Se revolvía en su cama acosado por una pesadilla interminable. Friedrich Paulus veía su derrota, era capturado y obligado a confesar los planes del tercer Reich. No le importaba la tortura ni lo que le pudieran hacer los soviéticos. Amaba a su patria y había jurado devoción y lealtad. No encontraba una solución y la amenaza lo sumía en una sensación gélida que lo inmovilizaba. De pronto, deseó que un doble lo sustituyera. Sería ideal la estratagema, pues un falso Paulus no podría confesar lo que no sabía. Despertó y reconoció a su subordinado.
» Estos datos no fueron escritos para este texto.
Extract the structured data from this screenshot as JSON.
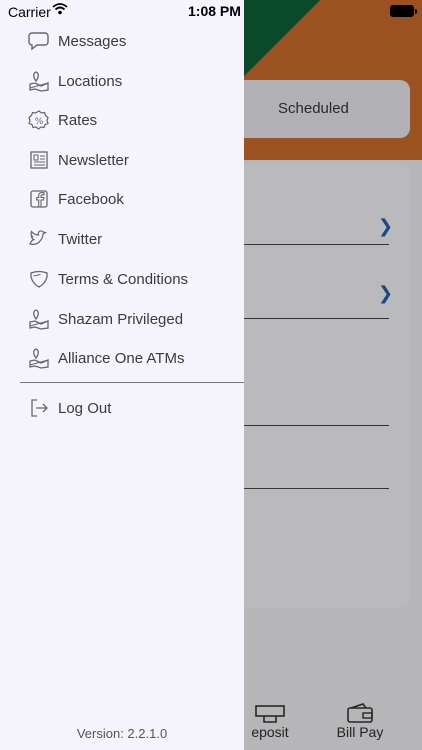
{
  "status_bar": {
    "carrier": "Carrier",
    "time": "1:08 PM"
  },
  "menu": {
    "items": [
      {
        "label": "Messages",
        "icon": "chat-bubble-icon"
      },
      {
        "label": "Locations",
        "icon": "map-pin-icon"
      },
      {
        "label": "Rates",
        "icon": "percent-badge-icon"
      },
      {
        "label": "Newsletter",
        "icon": "newspaper-icon"
      },
      {
        "label": "Facebook",
        "icon": "facebook-icon"
      },
      {
        "label": "Twitter",
        "icon": "twitter-bird-icon"
      },
      {
        "label": "Terms & Conditions",
        "icon": "shield-icon"
      },
      {
        "label": "Shazam Privileged",
        "icon": "map-pin-icon"
      },
      {
        "label": "Alliance One ATMs",
        "icon": "map-pin-icon"
      }
    ],
    "logout_label": "Log Out",
    "version": "Version: 2.2.1.0"
  },
  "background": {
    "card_label": "Scheduled",
    "tabs": [
      {
        "label": "eposit",
        "icon": "deposit-check-icon"
      },
      {
        "label": "Bill Pay",
        "icon": "wallet-icon"
      }
    ]
  }
}
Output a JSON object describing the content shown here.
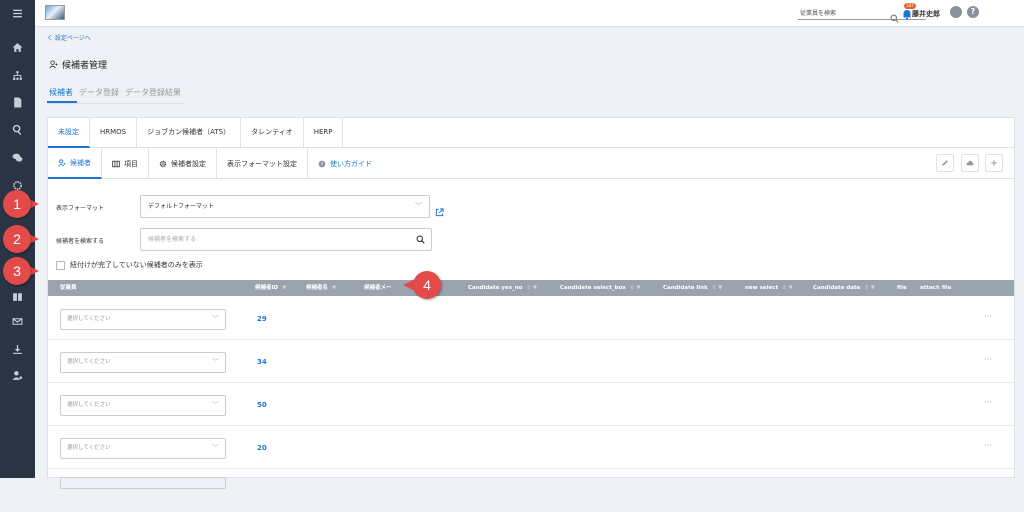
{
  "topbar": {
    "search_placeholder": "従業員を検索",
    "notification_count": "187",
    "username": "藤井史郎"
  },
  "back_link": "く 設定ページへ",
  "page_title": "候補者管理",
  "top_tabs": [
    "候補者",
    "データ登録",
    "データ登録結果"
  ],
  "source_tabs": [
    "未設定",
    "HRMOS",
    "ジョブカン候補者（ATS）",
    "タレンティオ",
    "HERP"
  ],
  "sub_tabs": {
    "candidates": "候補者",
    "items": "項目",
    "candidate_settings": "候補者設定",
    "display_format_settings": "表示フォーマット設定",
    "guide": "使い方ガイド"
  },
  "form": {
    "format_label": "表示フォーマット",
    "format_value": "デフォルトフォーマット",
    "search_label": "候補者を検索する",
    "search_placeholder": "候補者を検索する",
    "checkbox_label": "紐付けが完了していない候補者のみを表示"
  },
  "table": {
    "columns": [
      "従業員",
      "候補者ID",
      "候補者名",
      "候補者メー",
      "Candidate yes_no",
      "Candidate select_box",
      "Candidate link",
      "new select",
      "Candidate date",
      "file",
      "attach file"
    ],
    "rows": [
      {
        "employee": "選択してください",
        "id": "29"
      },
      {
        "employee": "選択してください",
        "id": "34"
      },
      {
        "employee": "選択してください",
        "id": "50"
      },
      {
        "employee": "選択してください",
        "id": "20"
      }
    ],
    "more": "···"
  },
  "callouts": [
    "1",
    "2",
    "3",
    "4"
  ],
  "colors": {
    "accent": "#1f75d4",
    "sidebar": "#2b3445",
    "callout": "#e34b4b",
    "table_header": "#9ba3ae"
  }
}
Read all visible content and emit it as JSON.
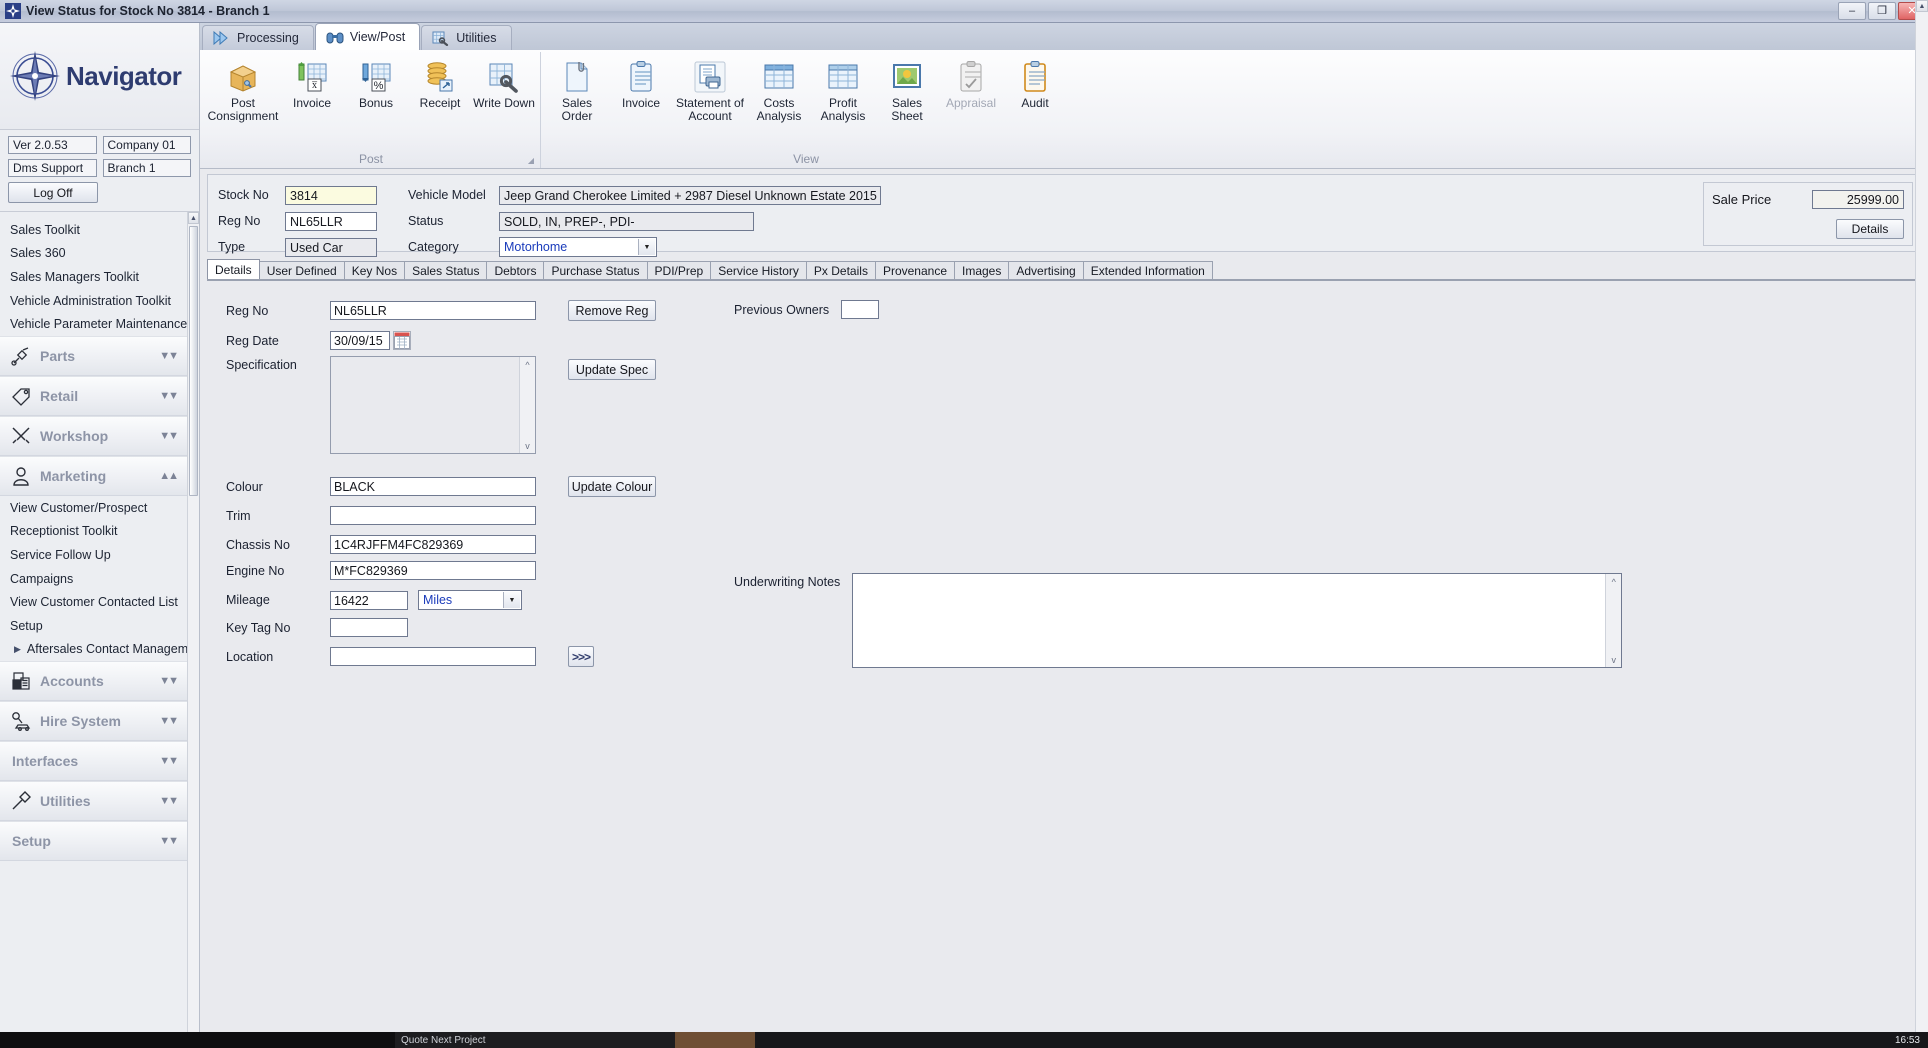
{
  "window": {
    "title": "View Status for Stock No 3814 - Branch 1",
    "icon": "compass-icon",
    "buttons": {
      "minimize": "–",
      "maximize": "❐",
      "close": "✕"
    }
  },
  "sidebar": {
    "brand": "Navigator",
    "version": "Ver 2.0.53",
    "company": "Company 01",
    "user": "Dms Support",
    "branch": "Branch 1",
    "logoff_label": "Log Off",
    "links": [
      "Sales Toolkit",
      "Sales 360",
      "Sales Managers Toolkit",
      "Vehicle Administration Toolkit",
      "Vehicle Parameter Maintenance"
    ],
    "groups": [
      {
        "label": "Parts",
        "icon": "spark-plug-icon",
        "expanded": false
      },
      {
        "label": "Retail",
        "icon": "price-tag-icon",
        "expanded": false
      },
      {
        "label": "Workshop",
        "icon": "tools-icon",
        "expanded": false
      },
      {
        "label": "Marketing",
        "icon": "person-icon",
        "expanded": true
      }
    ],
    "marketing_links": [
      "View Customer/Prospect",
      "Receptionist Toolkit",
      "Service Follow Up",
      "Campaigns",
      "View Customer Contacted List",
      "Setup"
    ],
    "marketing_subitem": "Aftersales Contact Management",
    "lower_groups": [
      {
        "label": "Accounts",
        "icon": "ledger-icon"
      },
      {
        "label": "Hire System",
        "icon": "key-car-icon"
      },
      {
        "label": "Interfaces",
        "icon": "none"
      },
      {
        "label": "Utilities",
        "icon": "hammer-icon"
      },
      {
        "label": "Setup",
        "icon": "none"
      }
    ]
  },
  "ribbon": {
    "tabs": [
      {
        "label": "Processing",
        "icon": "fast-forward-icon",
        "active": false
      },
      {
        "label": "View/Post",
        "icon": "binoculars-icon",
        "active": true
      },
      {
        "label": "Utilities",
        "icon": "table-wrench-icon",
        "active": false
      }
    ],
    "groups": [
      {
        "title": "Post",
        "buttons": [
          {
            "label": "Post Consignment",
            "icon": "box-tag-icon",
            "disabled": false
          },
          {
            "label": "Invoice",
            "icon": "invoice-up-icon",
            "disabled": false
          },
          {
            "label": "Bonus",
            "icon": "percent-table-icon",
            "disabled": false
          },
          {
            "label": "Receipt",
            "icon": "coins-icon",
            "disabled": false
          },
          {
            "label": "Write Down",
            "icon": "table-wrench-icon",
            "disabled": false
          }
        ]
      },
      {
        "title": "View",
        "buttons": [
          {
            "label": "Sales Order",
            "icon": "document-clip-icon",
            "disabled": false
          },
          {
            "label": "Invoice",
            "icon": "clipboard-icon",
            "disabled": false
          },
          {
            "label": "Statement of Account",
            "icon": "print-document-icon",
            "disabled": false
          },
          {
            "label": "Costs Analysis",
            "icon": "grid-table-icon",
            "disabled": false
          },
          {
            "label": "Profit Analysis",
            "icon": "grid-table-icon",
            "disabled": false
          },
          {
            "label": "Sales Sheet",
            "icon": "picture-icon",
            "disabled": false
          },
          {
            "label": "Appraisal",
            "icon": "clipboard-check-icon",
            "disabled": true
          },
          {
            "label": "Audit",
            "icon": "clipboard-orange-icon",
            "disabled": false
          }
        ]
      }
    ]
  },
  "header": {
    "fields": [
      {
        "label": "Stock No",
        "value": "3814",
        "style": "highlight"
      },
      {
        "label": "Reg No",
        "value": "NL65LLR",
        "style": "normal"
      },
      {
        "label": "Type",
        "value": "Used Car",
        "style": "readonly"
      }
    ],
    "fields2": [
      {
        "label": "Vehicle Model",
        "value": "Jeep Grand Cherokee Limited + 2987 Diesel Unknown Estate 2015",
        "style": "readonly"
      },
      {
        "label": "Status",
        "value": "SOLD, IN, PREP-, PDI-",
        "style": "readonly"
      }
    ],
    "category": {
      "label": "Category",
      "value": "Motorhome"
    },
    "sale_price": {
      "label": "Sale Price",
      "value": "25999.00",
      "details_label": "Details"
    }
  },
  "tabs": [
    {
      "label": "Details",
      "active": true
    },
    {
      "label": "User Defined",
      "active": false
    },
    {
      "label": "Key Nos",
      "active": false
    },
    {
      "label": "Sales Status",
      "active": false
    },
    {
      "label": "Debtors",
      "active": false
    },
    {
      "label": "Purchase Status",
      "active": false
    },
    {
      "label": "PDI/Prep",
      "active": false
    },
    {
      "label": "Service History",
      "active": false
    },
    {
      "label": "Px Details",
      "active": false
    },
    {
      "label": "Provenance",
      "active": false
    },
    {
      "label": "Images",
      "active": false
    },
    {
      "label": "Advertising",
      "active": false
    },
    {
      "label": "Extended Information",
      "active": false
    }
  ],
  "details": {
    "reg_no": {
      "label": "Reg No",
      "value": "NL65LLR"
    },
    "remove_reg_label": "Remove Reg",
    "reg_date": {
      "label": "Reg Date",
      "value": "30/09/15",
      "icon": "calendar-icon"
    },
    "specification": {
      "label": "Specification",
      "value": ""
    },
    "update_spec_label": "Update Spec",
    "colour": {
      "label": "Colour",
      "value": "BLACK"
    },
    "update_colour_label": "Update Colour",
    "trim": {
      "label": "Trim",
      "value": ""
    },
    "chassis_no": {
      "label": "Chassis No",
      "value": "1C4RJFFM4FC829369"
    },
    "engine_no": {
      "label": "Engine No",
      "value": "M*FC829369"
    },
    "mileage": {
      "label": "Mileage",
      "value": "16422",
      "unit": "Miles"
    },
    "key_tag_no": {
      "label": "Key Tag No",
      "value": ""
    },
    "location": {
      "label": "Location",
      "value": "",
      "expand_label": ">>>"
    },
    "previous_owners": {
      "label": "Previous Owners",
      "value": ""
    },
    "underwriting_notes": {
      "label": "Underwriting Notes",
      "value": ""
    }
  },
  "taskbar": {
    "item_label": "Quote Next Project",
    "clock": "16:53"
  }
}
Quiso gritar, pero una tira de papel le ahogo el impulso, sacó su emoción por los ojos. “Será sustituido-le decían—, salga de Stalingrado esta noche. Su doble ya está en camino. Nadie lo notará”.

Volvió a Berlín, lo recibieron rostros tristes, sobre todo el de su cuñada quien no lo saludó.

“Estarás contento—le dijo su madre—, sí hubieras afrontado las consecuencias de tus actos…, pero ahora será tu hermano quién pague tus pecados”.

Von Paulus se sintió reducido a un gusano y cuando llamó sus hijos notó la ausencia de Ernest Alexander, estaba solo Friedrich que era igual a él.